Kamala Harris and her husband, second gentleman of the U.S. Doug Emhoff, at the Democratic National Convention (DNC), Chicago, Illinois, U.S., Aug. 22, 2024.
Kamala Harris and her husband, second gentleman of the U.S. Doug Emhoff, at the Democratic National Convention (DNC), Chicago, Illinois, U.S., Aug. 22, 2024. Brendan McDermid/Brendan Mcdermid/Reuters

Further proof of this comes from the fact that Trump is already spinning up lies about “rigged elections’ as he has in the past, most recently, for example with a lament about Pennsylvania. In other words, addled as he is, Trump also knows he is going to lose on Tuesday.

There is one last factor that I believe Harris will win: the good sense of the American people.

The electorate has made mistakes. But it has never had a choice quite as clear-cut as this. This year’s election pits good against evil, the prosecutor against the felon, the career public servant vs. the most corrupt, self-serving official in history, a dedicated patriot against a proven traitor, a joyful warrior against a merchant of hate and division, and a leader of the most successful first term administration in modern U.S. history against a man historians have voted the worst president of all time. I don’t believe the American people will get this one wrong.
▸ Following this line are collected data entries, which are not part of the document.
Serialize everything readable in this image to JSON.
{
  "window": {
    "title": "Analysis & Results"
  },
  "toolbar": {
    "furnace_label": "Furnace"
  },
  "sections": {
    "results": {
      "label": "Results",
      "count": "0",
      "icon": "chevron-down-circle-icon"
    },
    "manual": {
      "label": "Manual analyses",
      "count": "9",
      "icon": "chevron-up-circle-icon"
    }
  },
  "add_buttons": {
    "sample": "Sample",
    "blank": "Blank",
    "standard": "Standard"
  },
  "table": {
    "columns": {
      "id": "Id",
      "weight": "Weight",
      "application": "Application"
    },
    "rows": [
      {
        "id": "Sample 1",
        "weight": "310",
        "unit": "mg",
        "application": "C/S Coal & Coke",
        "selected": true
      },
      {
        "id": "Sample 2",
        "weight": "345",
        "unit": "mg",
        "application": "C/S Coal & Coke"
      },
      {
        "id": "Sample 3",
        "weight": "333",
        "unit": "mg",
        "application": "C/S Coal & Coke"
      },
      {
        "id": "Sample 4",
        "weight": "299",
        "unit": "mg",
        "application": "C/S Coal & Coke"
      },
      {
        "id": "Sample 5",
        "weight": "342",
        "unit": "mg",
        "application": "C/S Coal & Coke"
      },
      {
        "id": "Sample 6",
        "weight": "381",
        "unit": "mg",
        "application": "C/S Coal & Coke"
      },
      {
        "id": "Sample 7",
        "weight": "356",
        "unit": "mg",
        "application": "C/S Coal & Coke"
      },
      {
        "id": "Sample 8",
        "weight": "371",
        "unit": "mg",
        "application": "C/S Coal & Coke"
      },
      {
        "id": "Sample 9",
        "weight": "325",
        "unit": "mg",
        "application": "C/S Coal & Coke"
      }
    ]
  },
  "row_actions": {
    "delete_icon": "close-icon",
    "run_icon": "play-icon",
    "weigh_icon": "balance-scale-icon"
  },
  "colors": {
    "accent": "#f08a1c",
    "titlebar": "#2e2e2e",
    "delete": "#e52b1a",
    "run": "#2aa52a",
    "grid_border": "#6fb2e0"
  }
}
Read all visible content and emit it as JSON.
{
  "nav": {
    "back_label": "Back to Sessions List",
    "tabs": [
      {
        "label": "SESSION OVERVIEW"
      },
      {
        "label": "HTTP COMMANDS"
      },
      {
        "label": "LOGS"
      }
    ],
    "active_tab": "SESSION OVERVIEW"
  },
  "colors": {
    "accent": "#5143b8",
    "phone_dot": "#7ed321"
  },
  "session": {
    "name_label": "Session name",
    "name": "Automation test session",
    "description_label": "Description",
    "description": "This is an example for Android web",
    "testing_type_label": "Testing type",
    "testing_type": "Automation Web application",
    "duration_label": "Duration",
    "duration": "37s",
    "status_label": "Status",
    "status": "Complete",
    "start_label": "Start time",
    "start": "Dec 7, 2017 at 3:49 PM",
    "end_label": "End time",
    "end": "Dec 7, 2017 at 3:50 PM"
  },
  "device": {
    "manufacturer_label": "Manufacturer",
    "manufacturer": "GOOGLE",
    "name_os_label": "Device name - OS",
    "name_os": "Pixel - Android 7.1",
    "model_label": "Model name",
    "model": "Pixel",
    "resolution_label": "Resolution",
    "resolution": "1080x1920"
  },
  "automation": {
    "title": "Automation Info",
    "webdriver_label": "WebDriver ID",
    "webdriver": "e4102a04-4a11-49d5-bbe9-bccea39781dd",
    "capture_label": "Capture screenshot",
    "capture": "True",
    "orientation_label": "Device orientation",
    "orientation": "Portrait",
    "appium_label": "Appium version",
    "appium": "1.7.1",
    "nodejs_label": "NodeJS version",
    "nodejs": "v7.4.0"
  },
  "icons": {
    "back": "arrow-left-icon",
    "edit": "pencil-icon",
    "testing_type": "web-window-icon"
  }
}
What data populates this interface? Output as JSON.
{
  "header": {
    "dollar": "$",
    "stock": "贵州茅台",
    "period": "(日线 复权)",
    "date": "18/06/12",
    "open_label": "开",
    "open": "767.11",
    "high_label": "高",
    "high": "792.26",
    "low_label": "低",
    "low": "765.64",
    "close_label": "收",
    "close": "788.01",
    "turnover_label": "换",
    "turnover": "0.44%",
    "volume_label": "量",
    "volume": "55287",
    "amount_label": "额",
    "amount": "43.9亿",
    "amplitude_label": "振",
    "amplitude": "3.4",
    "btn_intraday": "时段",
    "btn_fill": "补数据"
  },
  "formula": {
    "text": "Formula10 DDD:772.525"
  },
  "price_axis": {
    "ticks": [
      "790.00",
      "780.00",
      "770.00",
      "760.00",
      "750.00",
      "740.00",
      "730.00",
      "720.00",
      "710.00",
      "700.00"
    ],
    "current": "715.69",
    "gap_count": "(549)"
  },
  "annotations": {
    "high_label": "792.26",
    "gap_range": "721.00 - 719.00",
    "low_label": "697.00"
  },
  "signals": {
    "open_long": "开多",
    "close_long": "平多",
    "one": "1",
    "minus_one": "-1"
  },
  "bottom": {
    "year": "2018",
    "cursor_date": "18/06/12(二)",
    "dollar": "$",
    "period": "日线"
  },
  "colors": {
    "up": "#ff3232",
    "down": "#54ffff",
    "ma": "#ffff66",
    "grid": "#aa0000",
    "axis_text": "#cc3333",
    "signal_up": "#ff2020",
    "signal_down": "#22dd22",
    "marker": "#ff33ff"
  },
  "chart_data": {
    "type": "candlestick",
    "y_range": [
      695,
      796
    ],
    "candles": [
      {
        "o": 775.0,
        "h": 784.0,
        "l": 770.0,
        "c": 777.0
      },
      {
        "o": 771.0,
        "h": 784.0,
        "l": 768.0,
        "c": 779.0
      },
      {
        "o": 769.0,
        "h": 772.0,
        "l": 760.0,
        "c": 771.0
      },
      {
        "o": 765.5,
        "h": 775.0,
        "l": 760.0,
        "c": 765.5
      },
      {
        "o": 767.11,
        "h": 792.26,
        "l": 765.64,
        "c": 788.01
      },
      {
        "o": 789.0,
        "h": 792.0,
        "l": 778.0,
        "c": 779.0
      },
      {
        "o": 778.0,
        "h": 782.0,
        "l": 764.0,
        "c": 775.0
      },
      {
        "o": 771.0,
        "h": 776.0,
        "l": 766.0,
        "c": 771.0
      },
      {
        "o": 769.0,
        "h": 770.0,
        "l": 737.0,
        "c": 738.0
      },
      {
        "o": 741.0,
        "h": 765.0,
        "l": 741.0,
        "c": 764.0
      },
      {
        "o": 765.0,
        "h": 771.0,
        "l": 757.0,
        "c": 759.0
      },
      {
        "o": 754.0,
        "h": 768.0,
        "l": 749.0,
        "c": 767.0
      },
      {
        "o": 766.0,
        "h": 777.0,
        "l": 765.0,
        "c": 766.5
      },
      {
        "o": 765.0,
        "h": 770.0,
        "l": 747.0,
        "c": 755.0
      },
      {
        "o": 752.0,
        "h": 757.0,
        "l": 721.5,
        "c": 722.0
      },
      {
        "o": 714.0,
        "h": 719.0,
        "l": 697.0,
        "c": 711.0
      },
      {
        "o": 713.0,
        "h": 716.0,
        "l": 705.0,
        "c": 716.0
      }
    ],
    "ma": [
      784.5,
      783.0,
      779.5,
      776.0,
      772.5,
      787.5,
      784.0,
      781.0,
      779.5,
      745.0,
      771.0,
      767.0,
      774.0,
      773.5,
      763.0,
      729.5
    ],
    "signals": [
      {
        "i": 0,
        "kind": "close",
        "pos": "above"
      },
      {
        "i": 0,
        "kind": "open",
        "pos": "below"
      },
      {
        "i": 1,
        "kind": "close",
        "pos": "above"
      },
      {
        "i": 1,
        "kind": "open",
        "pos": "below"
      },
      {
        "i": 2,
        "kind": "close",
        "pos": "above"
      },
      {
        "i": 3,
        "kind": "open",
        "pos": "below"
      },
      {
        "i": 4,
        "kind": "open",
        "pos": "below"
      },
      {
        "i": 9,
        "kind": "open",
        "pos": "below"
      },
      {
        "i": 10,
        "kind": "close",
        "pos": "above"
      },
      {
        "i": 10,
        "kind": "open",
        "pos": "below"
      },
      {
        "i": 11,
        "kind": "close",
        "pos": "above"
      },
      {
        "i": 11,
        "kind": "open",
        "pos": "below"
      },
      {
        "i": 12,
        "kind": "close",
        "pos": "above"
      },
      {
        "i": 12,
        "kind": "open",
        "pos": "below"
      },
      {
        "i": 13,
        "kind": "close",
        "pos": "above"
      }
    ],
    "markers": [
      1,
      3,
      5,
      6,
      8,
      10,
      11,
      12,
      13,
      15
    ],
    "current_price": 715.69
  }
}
That said, I have not garnered the view that Harris will win by exploiting a glitch in the time-space continuum and glancing at the headlines from the day after. I could be wrong. But it will be less likely that I am if you and everyone who reads this and all the people you and they know, get out and make sure this prediction comes true.

Vote Harris.

If you have voted, helped ensure others vote. Help those who can’t get to a polling station get to the polling station. Volunteer. Donate. Help ensure the elections are fair. Do whatever you can to make sure that Kamala Harris not only wins but that she does so by a margin so large that it makes it harder for Donald Trump to challenge it. It probably won’t stop him. But it likely will make the period of wrangling and MAGA lies that will follow shorter and ensure that it be resolved in a way in which, in the final analysis, the will of the American people is realized and the historical turning point I described at the outset comes to pass.